The Bedout Crater – no sign of impact
Becker et al.’s recent proposal that the Bedout structure off NW Australia is a giant bolide impact crater of Permian-Triassic (P- Tr) boundary age (1) provides many readily testable hypotheses, not least of which is that there should be some evidence of the impact in the sedimentary record of the surrounding area. The Bedout structure is located in the Roebuck Basin which is part of a 2000 km extent of Late Palaeozoic-Mesozoic rift basins developed from Perth to Darwin. Marine conditions during the latest Permian and Early Triassic are recorded by the Kockatea Shale in the Perth Basin and equivalents in other basins. We have examined core material from the Kockatea Shale in the Hovea-3 borehole, located around 1000 km south of the Bedout structure (2,3). This reveals a P- Tr transition in which bioturbated mudstones with a diverse latest Permian fauna, dominated by brachiopods, are replaced by laminated, anoxic shales with earliest Triassic bivalves. At no level in the core, which spans a Wuchiapingian to Dienerian interval, is there evidence for a layer of impact ejecta nor a tsunamite. Trace metal assay also failed to find evidence for Ir enrichment. Core material is not available from sites nearer to Bedout, but mudlog data and wireline logs from boreholes as close as 400-500 km from Bedout also indicate a shale-on-shale transition across the P- Tr boundary.
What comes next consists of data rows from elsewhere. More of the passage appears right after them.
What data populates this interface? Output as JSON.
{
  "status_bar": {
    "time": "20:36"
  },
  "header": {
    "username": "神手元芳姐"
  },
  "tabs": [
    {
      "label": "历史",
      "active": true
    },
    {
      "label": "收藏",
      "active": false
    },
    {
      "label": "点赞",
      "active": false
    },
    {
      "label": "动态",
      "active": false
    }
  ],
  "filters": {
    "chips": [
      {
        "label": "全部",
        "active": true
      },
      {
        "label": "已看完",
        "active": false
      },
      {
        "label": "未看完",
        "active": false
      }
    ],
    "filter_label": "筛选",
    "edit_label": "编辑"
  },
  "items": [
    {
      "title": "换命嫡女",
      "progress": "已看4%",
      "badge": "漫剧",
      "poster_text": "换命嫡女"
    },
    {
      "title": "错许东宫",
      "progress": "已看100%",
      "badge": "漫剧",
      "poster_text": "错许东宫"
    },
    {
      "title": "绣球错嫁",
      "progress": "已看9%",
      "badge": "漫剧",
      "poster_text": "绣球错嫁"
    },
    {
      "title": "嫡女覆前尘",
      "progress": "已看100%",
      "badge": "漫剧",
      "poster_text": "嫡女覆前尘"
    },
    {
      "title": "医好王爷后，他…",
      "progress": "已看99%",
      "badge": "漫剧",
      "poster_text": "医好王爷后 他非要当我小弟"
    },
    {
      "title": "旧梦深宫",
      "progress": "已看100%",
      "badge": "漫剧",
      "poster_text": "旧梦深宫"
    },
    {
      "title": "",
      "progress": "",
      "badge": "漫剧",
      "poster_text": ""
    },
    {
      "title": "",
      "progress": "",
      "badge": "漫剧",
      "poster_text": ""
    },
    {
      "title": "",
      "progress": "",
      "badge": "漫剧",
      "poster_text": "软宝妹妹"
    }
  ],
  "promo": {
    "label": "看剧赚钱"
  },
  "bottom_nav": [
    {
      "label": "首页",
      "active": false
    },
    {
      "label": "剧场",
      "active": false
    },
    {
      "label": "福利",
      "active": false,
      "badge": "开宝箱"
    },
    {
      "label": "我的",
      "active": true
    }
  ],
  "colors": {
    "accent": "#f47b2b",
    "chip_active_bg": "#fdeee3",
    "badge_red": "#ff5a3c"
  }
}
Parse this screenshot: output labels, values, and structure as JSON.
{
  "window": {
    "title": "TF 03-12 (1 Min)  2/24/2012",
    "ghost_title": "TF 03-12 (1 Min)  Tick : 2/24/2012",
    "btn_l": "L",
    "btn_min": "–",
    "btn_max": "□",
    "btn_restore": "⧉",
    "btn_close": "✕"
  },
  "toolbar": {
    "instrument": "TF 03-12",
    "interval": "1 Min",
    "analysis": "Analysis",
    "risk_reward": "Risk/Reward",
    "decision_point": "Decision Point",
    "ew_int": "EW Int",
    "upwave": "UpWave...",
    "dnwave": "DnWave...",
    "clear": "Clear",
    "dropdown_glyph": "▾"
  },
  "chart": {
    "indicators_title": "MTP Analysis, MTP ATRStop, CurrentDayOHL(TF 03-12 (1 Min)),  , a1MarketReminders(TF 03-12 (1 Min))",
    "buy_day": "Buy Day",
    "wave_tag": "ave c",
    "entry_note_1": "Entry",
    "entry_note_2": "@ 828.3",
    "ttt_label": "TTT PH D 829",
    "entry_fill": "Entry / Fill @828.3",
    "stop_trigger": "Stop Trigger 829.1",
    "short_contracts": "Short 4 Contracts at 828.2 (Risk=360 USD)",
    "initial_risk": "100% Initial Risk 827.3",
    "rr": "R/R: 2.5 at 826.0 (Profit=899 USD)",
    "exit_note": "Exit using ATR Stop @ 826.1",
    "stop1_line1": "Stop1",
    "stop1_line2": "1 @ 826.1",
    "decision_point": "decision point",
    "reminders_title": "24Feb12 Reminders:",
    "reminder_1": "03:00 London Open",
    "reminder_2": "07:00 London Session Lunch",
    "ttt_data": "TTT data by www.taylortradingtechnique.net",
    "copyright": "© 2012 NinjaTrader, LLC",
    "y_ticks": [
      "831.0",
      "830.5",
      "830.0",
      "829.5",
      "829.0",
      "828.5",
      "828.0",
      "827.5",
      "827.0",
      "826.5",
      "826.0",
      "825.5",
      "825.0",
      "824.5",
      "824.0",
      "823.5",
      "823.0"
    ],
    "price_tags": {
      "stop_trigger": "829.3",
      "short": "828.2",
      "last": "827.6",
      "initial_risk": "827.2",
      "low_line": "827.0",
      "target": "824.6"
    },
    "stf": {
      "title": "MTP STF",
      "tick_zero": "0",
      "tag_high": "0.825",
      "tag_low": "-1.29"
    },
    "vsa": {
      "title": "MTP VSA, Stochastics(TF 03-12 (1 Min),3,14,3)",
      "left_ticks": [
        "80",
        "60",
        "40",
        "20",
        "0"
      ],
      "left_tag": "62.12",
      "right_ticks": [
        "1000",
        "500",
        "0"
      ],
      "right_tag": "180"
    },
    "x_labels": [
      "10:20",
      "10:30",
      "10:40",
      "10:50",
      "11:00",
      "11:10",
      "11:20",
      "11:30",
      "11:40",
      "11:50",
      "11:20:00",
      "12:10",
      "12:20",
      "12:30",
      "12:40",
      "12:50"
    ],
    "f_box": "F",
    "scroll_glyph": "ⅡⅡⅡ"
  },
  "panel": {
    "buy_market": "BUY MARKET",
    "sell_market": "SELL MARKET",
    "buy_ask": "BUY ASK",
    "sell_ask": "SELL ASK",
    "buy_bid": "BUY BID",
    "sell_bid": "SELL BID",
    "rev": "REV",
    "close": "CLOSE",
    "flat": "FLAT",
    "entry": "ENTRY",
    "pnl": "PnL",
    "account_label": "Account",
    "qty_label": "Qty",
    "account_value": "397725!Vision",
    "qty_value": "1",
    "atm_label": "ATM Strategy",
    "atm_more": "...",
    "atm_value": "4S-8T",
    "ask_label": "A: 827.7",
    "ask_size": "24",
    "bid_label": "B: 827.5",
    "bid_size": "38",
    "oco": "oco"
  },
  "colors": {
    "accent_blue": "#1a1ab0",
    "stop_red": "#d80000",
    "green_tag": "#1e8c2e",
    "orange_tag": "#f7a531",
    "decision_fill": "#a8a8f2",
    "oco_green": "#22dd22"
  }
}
It is significant that the Hovea-3 core is substantially closer to the proposed impact site than the celebrated K-T impact sites in NE Mexico are to the Chicxulub Crater. For example, the famous Mimbral site, with its spherule layers and thick tsunamite record, is over 1500 km distant from Chicxulub.
We suggest that either the impact did not occur in the late Permian to early Triassic interval (and therefore it has no relevance to the P- Tr mass extinction event) or it is not an impact crater, and is more likely to be a volcanic structure.